Labels have following characteristics:
Customizable: There are no pre-defined labels. You can create them based on your requirements. For example, you could label an agent "Paris Data Center" or "AWS" to ensure DDC selects an agent that is co-located with the data store, providing low latency and high bandwidth access. Alternatively, you might use labels like "Critical" for agents dedicated to scanning highly sensitive data.
Immutable after creation: Once a custom label is created, you can't modify it. However, you can always assign new or existing labels to an agent.
Agent labels vs data store labels:
It's important to understand the relationship between agent labels and data store labels:
Agent Labels: These represent an agent's capabilities.
Data Store Labels: These indicate the capabilities required for any agent to scan that specific data store.
For an agent to be selected to scan a particular data store, it must have all the labels defined for that data store. It can, however, have additional labels. See Automatic agent selection for more information.
You can also use labels to ensure that only the right agents handle your sensitive data, increasing DDC deployment's security. For more information, see Mitigating security risks.
Encryption keys
DDC uses AES256 encryption to protect sensitive data. DDC creates a number of encryption keys that are stored in the CipherTrust Manager.

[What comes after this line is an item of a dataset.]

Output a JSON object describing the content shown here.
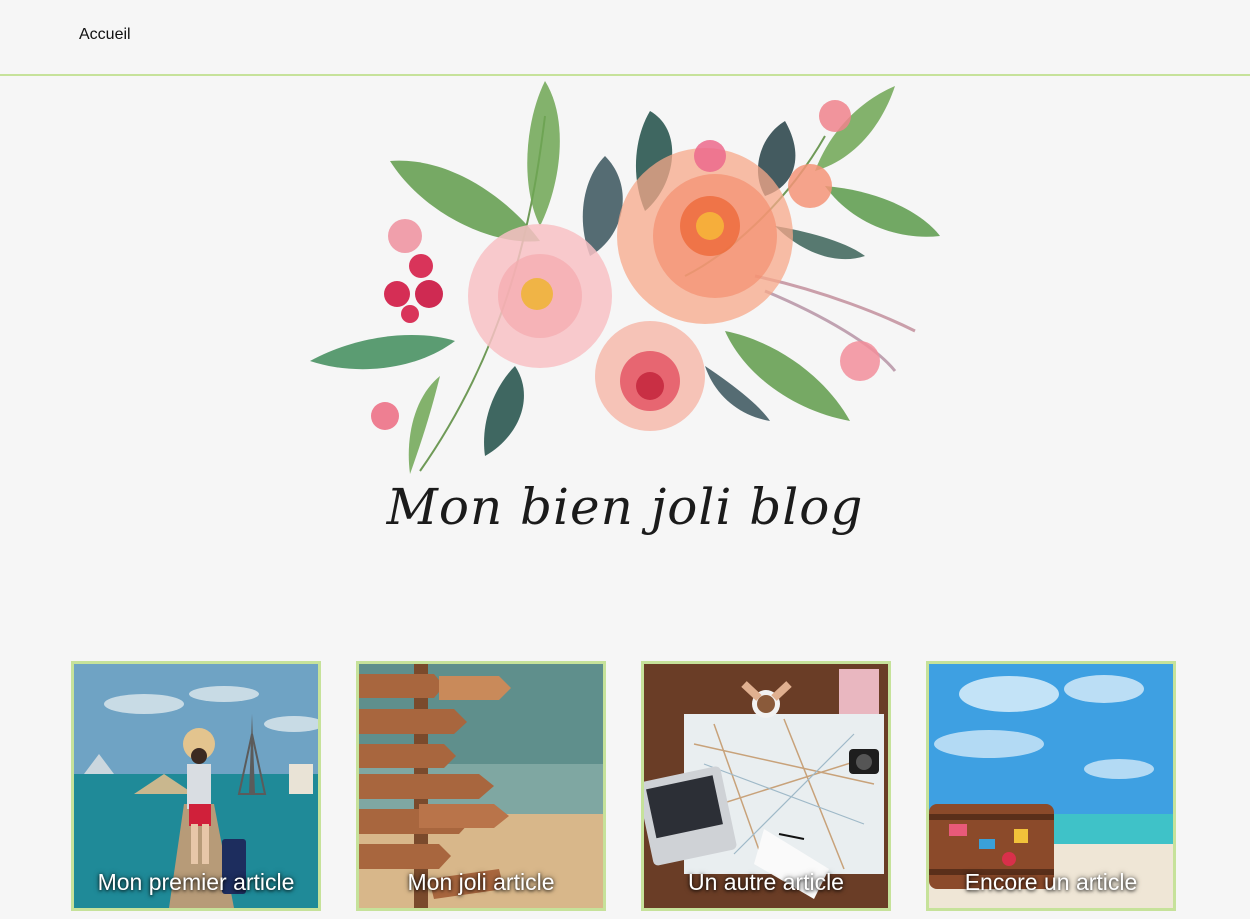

You can find these DDC keys in the Keys & Access Management application in the CipherTrust Manager.
Four encryption keys to protect the Hadoop configuration before storing it inside the DDC database. Each key is used to protect one configuration parameter (HDFS Server, and HDFS credentials).
- Encryption key format:
citrus-<UUID>
. Example:citrus-6e0cb668-3a3d-4f2c-8687-17092b83b41b
.
- Encryption key format:
One encryption key for each data store. Each key is used to encrypt data store credentials before storing it in the DDC database, and encrypt scan results of that data store before storing them in HDFS. Datastore encryption key formats:
- For CipherTrust Manager version 2.15 or earlier:
d<UUID>
. Example:d8b2d8404-c9ae-4a34-800a-01258dfaa383
. - For CipherTrust Manager version 2.16 or later:
DDC-Data-Store-<UUID>
. Example:DDC-Data-Store-8b2d8404-c9ae-4a34-800a-01258dfaa383
.
- For CipherTrust Manager version 2.15 or earlier:
One encryption key for each scan. Each key is used to encrypt the scan data before storing it in HDFS. Scan encryption key formats:
- For CipherTrust Manager version 2.15 or earlier:
s<UUID>
. Example:s14912791-bed5-4e73-b733-6a36ecfe338f
. - For CipherTrust Manager version 2.16 or later:
DDC-Scan-<UUID>
. Example:DDC-Scan-14912791-bed5-4e73-b733-6a36ecfe338f
.
- For CipherTrust Manager version 2.15 or earlier:
Warning
Never delete any encryption key. Otherwise, DDC will not be able to process the related datastores and scans properly.